I am not totally what is meant by searching in "real time", I usually think of it as a hard limit on how long an operation can take. If that's the case, then that's not going to happen here. This algorithm needs to read in the entire input string and processes that before you start to get results. In that sense, it is what's called an "off-line" algorithm,.
http://web.cs.ucdavis.edu/~gusfield/strmat.html has C code that you can download. (In tar file strmat.tar.gz look for repeats_tandem.c and repeats_tandem.h).
In light of the above, if that algorithm isn't sufficiently fast or space efficient, I'd look for ways to change or narrow the problem. Maybe you only need a fixed number of answers (e.g. up to 5)? If the cycles are a result of executing statements in a program, given that programming languages (other than assembler) don't have arbitrary "goto" statements, it's possible that this can narrow the kinds of cycles that can occur and somehow by make use of that structure might offer a way to speed things up.
When one algorithm is too slow, switch algorithms.
If you are looking for repeating strings, you might consider using a suffix tree scheme: https://en.wikipedia.org/wiki/Suffix_tree
This will find common substrings in for you in linear time.
EDIT: #nhahtdh inb a comment below has referenced a paper that tells you how to pick out all z tandem repeats very quickly.

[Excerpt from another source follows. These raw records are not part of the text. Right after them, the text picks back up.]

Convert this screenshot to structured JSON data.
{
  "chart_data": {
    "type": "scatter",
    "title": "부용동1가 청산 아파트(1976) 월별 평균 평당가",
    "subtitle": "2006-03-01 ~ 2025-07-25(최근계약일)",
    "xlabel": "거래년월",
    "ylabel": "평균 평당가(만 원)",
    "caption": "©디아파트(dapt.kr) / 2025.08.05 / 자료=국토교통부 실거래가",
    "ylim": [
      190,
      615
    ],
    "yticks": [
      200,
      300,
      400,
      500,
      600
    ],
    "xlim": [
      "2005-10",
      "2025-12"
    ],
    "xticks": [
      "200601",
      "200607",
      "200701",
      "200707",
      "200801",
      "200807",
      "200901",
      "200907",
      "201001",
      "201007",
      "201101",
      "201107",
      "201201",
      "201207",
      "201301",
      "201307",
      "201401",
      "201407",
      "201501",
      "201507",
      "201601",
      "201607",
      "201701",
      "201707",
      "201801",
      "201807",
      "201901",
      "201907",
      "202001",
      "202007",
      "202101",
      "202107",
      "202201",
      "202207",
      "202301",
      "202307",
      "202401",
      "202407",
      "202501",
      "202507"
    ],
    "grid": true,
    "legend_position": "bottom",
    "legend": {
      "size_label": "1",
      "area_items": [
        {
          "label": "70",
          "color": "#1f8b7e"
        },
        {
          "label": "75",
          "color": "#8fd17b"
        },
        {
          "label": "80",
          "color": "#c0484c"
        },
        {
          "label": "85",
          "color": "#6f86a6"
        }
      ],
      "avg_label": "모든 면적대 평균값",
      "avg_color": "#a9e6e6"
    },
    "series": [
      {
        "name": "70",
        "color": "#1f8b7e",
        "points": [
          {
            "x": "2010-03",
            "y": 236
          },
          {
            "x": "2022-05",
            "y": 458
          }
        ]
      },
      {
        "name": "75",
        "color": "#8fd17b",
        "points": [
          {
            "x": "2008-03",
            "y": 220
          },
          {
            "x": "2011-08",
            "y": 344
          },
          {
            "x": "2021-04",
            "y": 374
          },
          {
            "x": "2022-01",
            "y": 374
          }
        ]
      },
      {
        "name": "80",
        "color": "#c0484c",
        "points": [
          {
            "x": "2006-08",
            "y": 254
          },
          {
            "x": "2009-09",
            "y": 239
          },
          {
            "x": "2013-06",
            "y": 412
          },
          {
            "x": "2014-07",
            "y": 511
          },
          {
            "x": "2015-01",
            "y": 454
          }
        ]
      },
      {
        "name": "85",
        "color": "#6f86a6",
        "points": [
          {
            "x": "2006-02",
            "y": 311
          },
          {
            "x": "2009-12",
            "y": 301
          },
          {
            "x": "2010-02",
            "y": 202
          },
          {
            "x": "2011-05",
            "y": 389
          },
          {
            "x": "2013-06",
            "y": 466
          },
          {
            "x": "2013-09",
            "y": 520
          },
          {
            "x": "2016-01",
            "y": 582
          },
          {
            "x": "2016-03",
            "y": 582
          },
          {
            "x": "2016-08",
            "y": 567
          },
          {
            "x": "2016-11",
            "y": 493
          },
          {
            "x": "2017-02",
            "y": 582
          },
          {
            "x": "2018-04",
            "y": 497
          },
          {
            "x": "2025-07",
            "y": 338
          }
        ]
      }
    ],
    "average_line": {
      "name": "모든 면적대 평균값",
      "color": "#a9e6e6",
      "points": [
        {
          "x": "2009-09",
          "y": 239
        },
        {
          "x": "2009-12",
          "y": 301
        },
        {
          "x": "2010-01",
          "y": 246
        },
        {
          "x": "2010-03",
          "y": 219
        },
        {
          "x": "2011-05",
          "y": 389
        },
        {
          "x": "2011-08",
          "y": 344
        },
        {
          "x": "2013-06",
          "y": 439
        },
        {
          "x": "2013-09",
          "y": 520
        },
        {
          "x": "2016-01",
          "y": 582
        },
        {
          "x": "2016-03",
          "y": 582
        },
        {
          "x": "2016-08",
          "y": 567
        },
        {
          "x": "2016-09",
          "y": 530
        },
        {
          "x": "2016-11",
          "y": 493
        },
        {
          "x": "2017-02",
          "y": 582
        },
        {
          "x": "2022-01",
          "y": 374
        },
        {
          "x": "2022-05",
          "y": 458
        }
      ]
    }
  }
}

If somebody upvotes
my answer, #nhahtdh should logically get some of the credit.
I haven't tried it, but I'd guess that you might be able to parallelize the construction of the suffix tree itself.
I'm sure there's room for optimization, but test this algorithm on shorter strings to see how it compares to your current solution:
def partial_repeat(string):
l = len(string)
for i in range(2, l//2+1):
s = string[0:i]
multi = l//i-1
factor = l//(i-1)
ls = len(s)
if s*(multi) == string[:ls*(multi)] and len(string)-len(string[:ls*factor]) <= ls and s*2 in string:
return s
>>> test_string
'abc1231231231231'
>>> results = {x for x in (partial_repeat(test_string[i:]) for i in range(len(test_string))) if x}
>>> sorted(sorted(results, key=test_string.index), key=test_string.count, reverse=True)[0]
'123'
In this test string, it's unclear whether the non-repeating initial characters are 'abc' or 'abc1', so the repeating string could be either '123' or '231'. The above sorts each found substring by its earliest appearance in the test string, sorts again (sorted() is a stable sort) by the highest frequency, and takes the top result.
With standard loops and min() instead of comprehensions and sorted():
>>> g = {partial_repeat(test_string[i:]) for i in range(len(test_string))}
>>> results = set()
>>> for x in g:
... if x and (not results or test_string.count(x) >= min(map(test_string.count, results))):
... results.add(x)
...
>>> min(results, key=test_string.index)
'123'
I tested these solutions with the test string 'abc123123a' multiplied by (n for n in range(100, 10101, 500) to get some timing data. I entered these data into Excel and used its FORECAST() function to estimate the processing time of a 4-million character string at 430 seconds, or about seven minutes.